Cormier traveled a common path. Discovered by his future coach while engaged in a schoolyard fight, he was a natural in the wrestling room. Over 100 wins in high school, an All-American in college, an Olympian. Chasing, chasing, relentlessly chasing gold. Miocic took a more circuitous route. Equally gifted in wrestling and baseball, he lettered in both sports in college, then nearly took a detour into boxing before settling on MMA and finding yet another sport in which to excel.
Those diverging roads have ultimately led to the same place, opposite each other as rivals. The UFC heavyweight division has been under the rule of one or the other for the last three years, and at Saturday’s UFC 241, the championship will either stay with Cormier or ping-pong back to Miocic for a second reign.

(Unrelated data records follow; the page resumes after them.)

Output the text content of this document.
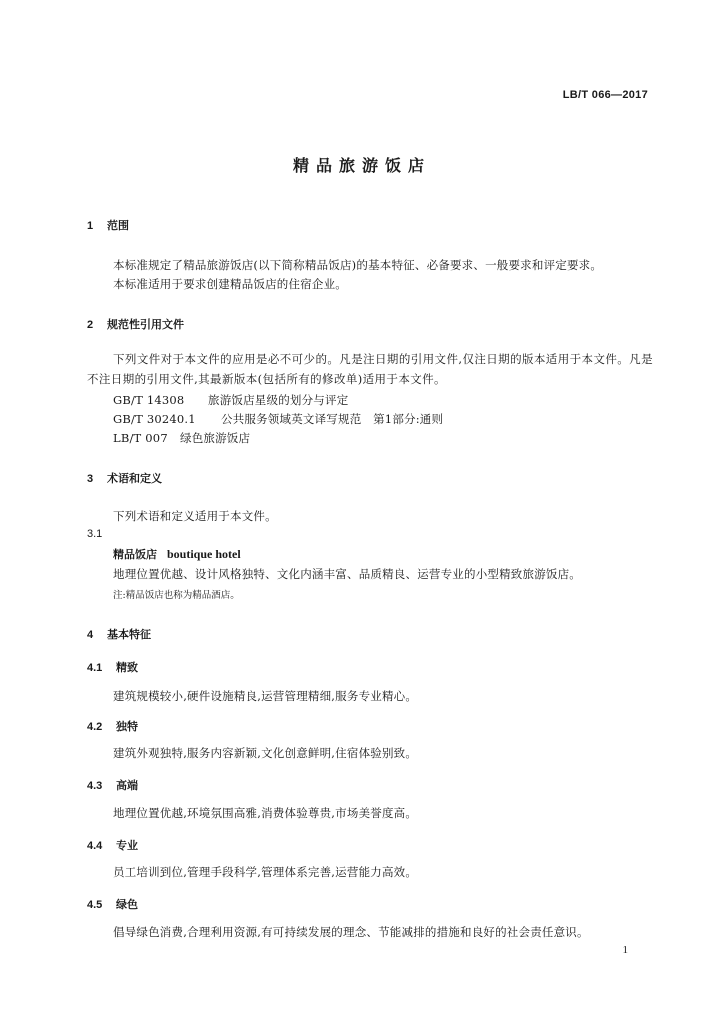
LB/T 066—2017
精品旅游饭店
1 范围

本标准规定了精品旅游饭店(以下简称精品饭店)的基本特征、必备要求、一般要求和评定要求。

本标准适用于要求创建精品饭店的住宿企业。

2 规范性引用文件

下列文件对于本文件的应用是必不可少的。凡是注日期的引用文件,仅注日期的版本适用于本文件。凡是不注日期的引用文件,其最新版本(包括所有的修改单)适用于本文件。

GB/T 14308 旅游饭店星级的划分与评定
GB/T 30240.1 公共服务领域英文译写规范　第1部分:通则
LB/T 007 绿色旅游饭店
3 术语和定义

下列术语和定义适用于本文件。

3.1
精品饭店 boutique hotel

地理位置优越、设计风格独特、文化内涵丰富、品质精良、运营专业的小型精致旅游饭店。

注:精品饭店也称为精品酒店。

4 基本特征
4.1 精致

建筑规模较小,硬件设施精良,运营管理精细,服务专业精心。

4.2 独特

建筑外观独特,服务内容新颖,文化创意鲜明,住宿体验别致。

4.3 高端

地理位置优越,环境氛围高雅,消费体验尊贵,市场美誉度高。

4.4 专业

员工培训到位,管理手段科学,管理体系完善,运营能力高效。

4.5 绿色

倡导绿色消费,合理利用资源,有可持续发展的理念、节能减排的措施和良好的社会责任意识。

1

That makes the fight between them one about legacy. Not about creating, but about adding layers and depth to all that has come before.
Of the two, Cormier holds the more esteemed resume. UFC two-division champion, Strikeforce Grand Prix champion, only a single loss in his decade-long fight career. Miocic, though, has his own bona fides to flaunt — wins over Fabricio Werdum, Alistair Overeem and Junior dos Santos; a UFC-record three successful heavyweight title defenses.
Still, the finish line beckons both. Cormier is now 40 years old and has openly talked of retirement. Any fight could be his last. Miocic, meanwhile, turns 37 on August 19. He may have more time left than Cormier, but his athletic peak is likely behind him. A second straight title fight loss would stand as a major setback. For both men, a sense of urgency seems a given, giving this pairing an extra spark.
With their similar career arcs, statures and list of achievements, it’s a pure and ideal matchup, but in addition, the fight serves as a bit of a reprieve from the wildness of recent weeks on the UFC calendar. In barely over a month’s time, MMA observers have dealt with Colby Covington’s heel schtick, the Cris Cyborg-Dana White fiasco, another Greg Hardy showcase, another Jon Jones’ incident, and the mind-bending instant karma of Jorge Masvidal and Ben Askren. Depending on your bent, some of it was objectionable and some of it was exhilarating, but collectively, it was exhausting.
For those fight purists who long to place competition ahead of spectacle if only for a night, Cormier vs. Miocic II offers a most welcome oasis. Sure, there have been shards of sharp dialogue flung in both directions, but most has been within the bounds of competition. Understandable; emotions are heightened when you’re fighting for No. 1.
And sure, while this fight serves as the main event, the duo will almost certainly be upstaged by the reappearance of Nate Diaz, who will be fighting for the first time in three years. That’s apropos for these two, given their histories.
Cormier, as good as he is — an all-time great, even — has for most of his career been overshadowed by longtime light-heavyweight divisional rival Jon Jones. And Miocic, while holding the record for most UFC heavyweight title defenses, never quite took off as a breakout star. Still, the greatness of both is beyond dispute.
Their likability also extends outside of the cage.
Miocic famously won the belt while working as a firefighter at the Valley View Fire Department in Cleveland, a post in which he still serves. His training sessions often must be scheduled around 12-hour shifts. That would seem like a huge hindrance for anyone, let alone an accomplished and ambitious athlete who pulls in enough money to ditch the role and focus on fighting, yet Miocic has never wavered in his love of his role and its relationship to his colleagues and his community.
Similarly, Cormier, man of 1,000 jobs, added another in 2018 when he agreed to coach the wrestling team at Gilroy High School in his adopted hometown of Gilroy, Calif. How’s he done? According to Intermat, which exhaustively covers wrestling, they were the 11th-best team in the nation. This is not a job he needs in any way. He already fights, works as one of the best analysts in combat sports, and has a young and growing family. Like Miocic, he’s simply driven to give back.
These are good men in a great fight chasing the grandest prize in MMA. It is pure and ferocious competition, no added ingredients necessary. It’s nice to be reminded that in some cases, that’s still enough.